Clemson vs. Georgia Tech score: No. 1 Tigers drop 73 points as Trevor Lawrence posts career passing day
Clemson scored its most points in a road game since 1915 during its rout of Georgia Tech
No. 1 Clemson got off to a sluggish start to its early kickoff against Georgia Tech on Saturday. But after a few mental mistakes and the cobwebs were cleared, the Tigers turned took a 7-7 score and turned it into a 52-7 halftime lead and eventually a 73-7 final in one of the most impressive blowouts you'll see anywhere in college football this week.
Clemson star quarterback Trevor Lawrence threw for a career-high 404 yards on 24-of-32 passing with five touchdowns and one interception; he was done for the day after the first drive of the second half. Much of that early damage done through the passing game was courtesy of the speedy senior wide receiver Amari Rodgers (six catches, 161 yards, two touchdowns), but the first half included touchdown grabs for Cornell Powell, Frank Ladson and tight end Davis Allen.
Lawrence gives any group of skill players a high floor, but the ceiling for the pass game was always going to be determined by how the wide receivers stepped up after the departure of Tee Higgins and the loss of Justyn Ross to injury. Early in the season, the answer was leaning on Rodgers and running back Travis Etienne, players who often get mismatches against defenders and excel at making plays after the catch. Even after Lawrence left the game, a big theme of the day was the depth at receiver as players like Ladson, E.J. Williams and Ajou Ajou flashed throughout the day.
Georgia Tech had some life early thanks to a nice call that had Jalen Camp open down the field for along touchdown, but the Tigers defense buttoned things up after that early scoring drive. Jeff Sims had 59 yards passing on that scoring play to Camp and just 22 yards on the rest of his pass attempts, as the Yellow Jackets offense was limited to just 204 yards at 3.5 yards per play.
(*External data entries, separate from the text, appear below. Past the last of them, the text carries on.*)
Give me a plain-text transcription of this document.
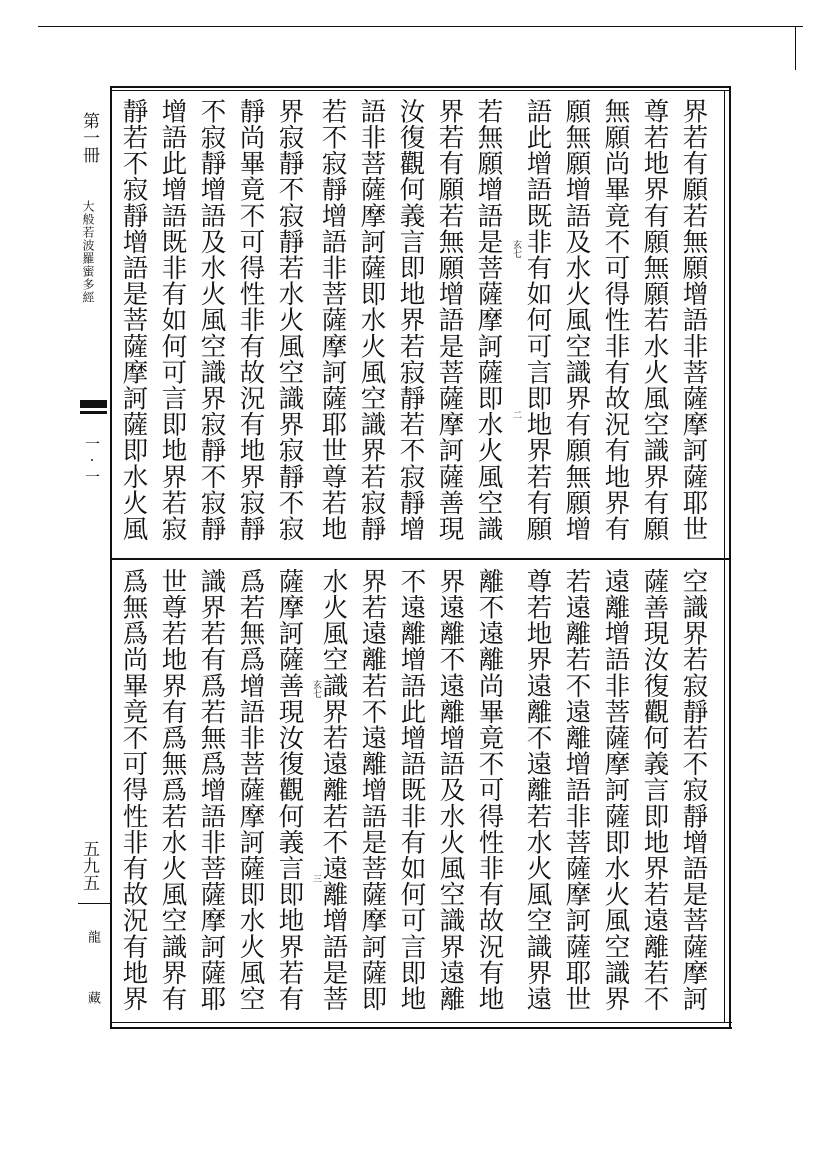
第一冊
大般若波羅蜜多經
一·一
五九五
龍藏
界若有願若無願增語非菩薩摩訶薩耶世
尊若地界有願無願若水火風空識界有願
無願尚畢竟不可得性非有故況有地界有
願無願增語及水火風空識界有願無願增
語此增語既非有如何可言即地界若有願
若無願增語是菩薩摩訶薩即水火風空識
界若有願若無願增語是菩薩摩訶薩善現
汝復觀何義言即地界若寂靜若不寂靜增
語非菩薩摩訶薩即水火風空識界若寂靜
若不寂靜增語非菩薩摩訶薩耶世尊若地
界寂靜不寂靜若水火風空識界寂靜不寂
靜尚畢竟不可得性非有故況有地界寂靜
不寂靜增語及水火風空識界寂靜不寂靜
增語此增語既非有如何可言即地界若寂
靜若不寂靜增語是菩薩摩訶薩即水火風	玄七
二
空識界若寂靜若不寂靜增語是菩薩摩訶
薩善現汝復觀何義言即地界若遠離若不
遠離增語非菩薩摩訶薩即水火風空識界
若遠離若不遠離增語非菩薩摩訶薩耶世
尊若地界遠離不遠離若水火風空識界遠
離不遠離尚畢竟不可得性非有故況有地
界遠離不遠離增語及水火風空識界遠離
不遠離增語此增語既非有如何可言即地
界若遠離若不遠離增語是菩薩摩訶薩即
水火風空識界若遠離若不遠離增語是菩
薩摩訶薩善現汝復觀何義言即地界若有
爲若無爲增語非菩薩摩訶薩即水火風空
識界若有爲若無爲增語非菩薩摩訶薩耶
世尊若地界有爲無爲若水火風空識界有
爲無爲尚畢竟不可得性非有故況有地界	玄七
三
Coaches have bemoaned the absence of nonconference games from the schedule -- not expressly because they give the opportunity for extra wins but instead for the extra reps that backups get in games that get lopsided. That playing time on Saturdays is impossible to replicate during the week or in preseason, and it's huge for solidifying a team's depth.
Clemson just used Georgia Tech, its annual crossover rival in ACC play, as an opportunity to sort out its depth for the long season ahead and an eventual (likely) postseason run. That says more about Clemson than it does about Georgia Tech, and the fact it got a chance to treat this like a depth-building game against an FCS opponent is going to make it even harder to see them lose later in the year.